Sunday, June 30, 2013
Hissène Habré, the former dictator of Chad, is reportedly now in police custody in Senegal as of June 30, according to a press release from Human Rights Watch. Habré is accused of thousands of political killings and systematic torture during his presidency, from 1982 to 1990, when he was deposed by President Idriss Deby Itno and fled to Senegal. He has been living in exile in Senegal ever since. After a 22-year campaign by his victims, the Extraordinary African Chambers were established in the Senegalese court system in February to prosecute the worst crimes during his rule. The chambers can prosecute “the person or persons most responsible” for international crimes committed in Chad between June 7, 1982, and December 1, 1990.
The chambers’ chief prosecutor, Mbacké Fall, reportedly asked to have Habré taken into police custody (garde à vue). Under Senegalese law, a person may be detained for up to 48 hours for investigation purposes if there is evidence to believe that they have committed an offense. The detention can be extended for another 48 hours with the prosecutor’s permission.
The prosecutor is expected to bring charges (réquisitoire introductif) before the investigating judges of the chambers and request Habré’s indictment before his period of police custody expires. If Habré is indicted by the judges, he could be remanded to custody (mandat de dépôt) while the judges carry out their pretrial investigation.
According to Human RIghts Watch, the pretrial investigation is expected to last 15 months.
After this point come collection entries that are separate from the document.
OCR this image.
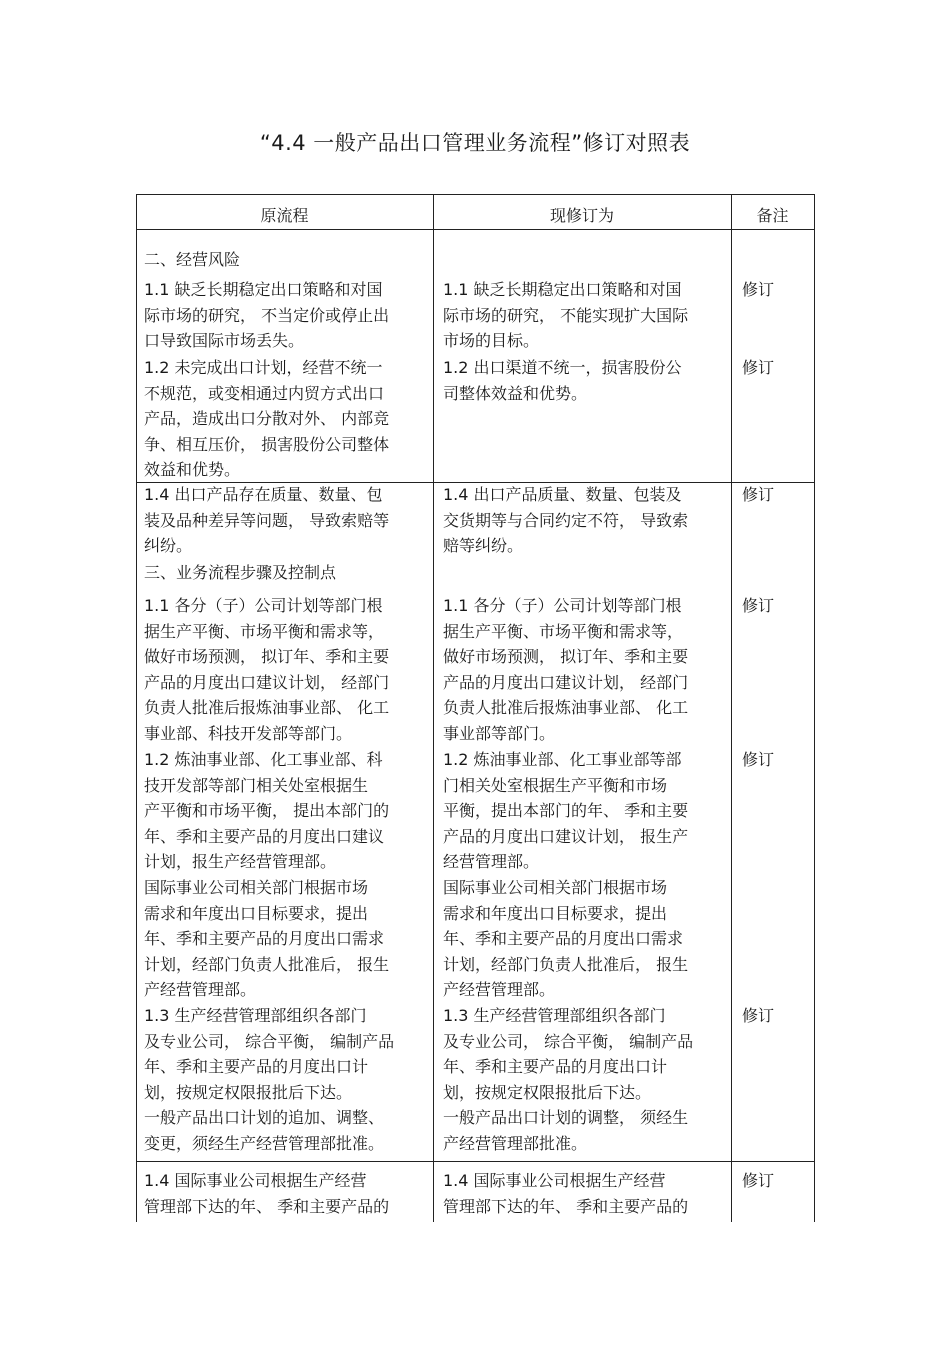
“4.4 一般产品出口管理业务流程”修订对照表
原流程	现修订为	备注
二、经营风险
1.1 缺乏长期稳定出口策略和对国
际市场的研究， 不当定价或停止出
口导致国际市场丢失。
1.2 未完成出口计划，经营不统一
不规范，或变相通过内贸方式出口
产品，造成出口分散对外、 内部竞
争、相互压价， 损害股份公司整体
效益和优势。
1.4 出口产品存在质量、数量、包
装及品种差异等问题， 导致索赔等
纠纷。
三、业务流程步骤及控制点
1.1 各分（子）公司计划等部门根
据生产平衡、市场平衡和需求等，
做好市场预测， 拟订年、季和主要
产品的月度出口建议计划， 经部门
负责人批准后报炼油事业部、 化工
事业部、科技开发部等部门。
1.2 炼油事业部、化工事业部、科
技开发部等部门相关处室根据生
产平衡和市场平衡， 提出本部门的
年、季和主要产品的月度出口建议
计划，报生产经营管理部。
国际事业公司相关部门根据市场
需求和年度出口目标要求，提出
年、季和主要产品的月度出口需求
计划，经部门负责人批准后， 报生
产经营管理部。
1.3 生产经营管理部组织各部门
及专业公司， 综合平衡， 编制产品
年、季和主要产品的月度出口计
划，按规定权限报批后下达。
一般产品出口计划的追加、调整、
变更，须经生产经营管理部批准。
1.4 国际事业公司根据生产经营
管理部下达的年、 季和主要产品的
1.1 缺乏长期稳定出口策略和对国
际市场的研究， 不能实现扩大国际
市场的目标。
1.2 出口渠道不统一，损害股份公
司整体效益和优势。
1.4 出口产品质量、数量、包装及
交货期等与合同约定不符， 导致索
赔等纠纷。
1.1 各分（子）公司计划等部门根
据生产平衡、市场平衡和需求等，
做好市场预测， 拟订年、季和主要
产品的月度出口建议计划， 经部门
负责人批准后报炼油事业部、 化工
事业部等部门。
1.2 炼油事业部、化工事业部等部
门相关处室根据生产平衡和市场
平衡，提出本部门的年、 季和主要
产品的月度出口建议计划， 报生产
经营管理部。
国际事业公司相关部门根据市场
需求和年度出口目标要求，提出
年、季和主要产品的月度出口需求
计划，经部门负责人批准后， 报生
产经营管理部。
1.3 生产经营管理部组织各部门
及专业公司， 综合平衡， 编制产品
年、季和主要产品的月度出口计
划，按规定权限报批后下达。
一般产品出口计划的调整， 须经生
产经营管理部批准。
1.4 国际事业公司根据生产经营
管理部下达的年、 季和主要产品的
修订
修订
修订
修订
修订
修订
修订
It will potentially be followed by a trial in late 2014 or 2015.
“I have been waiting more than two decades to see Hissène Habré in court,” said Clément Abaifouta, president of the Association of Victims of the Crimes of Hissène Habré’s Regime (AVCRHH) who as a political prisoner during Habré’s rule was forced to dig mass graves and bury hundreds of other detainees. “We are finally going to be able to confront our tormentor and regain our dignity as human beings.”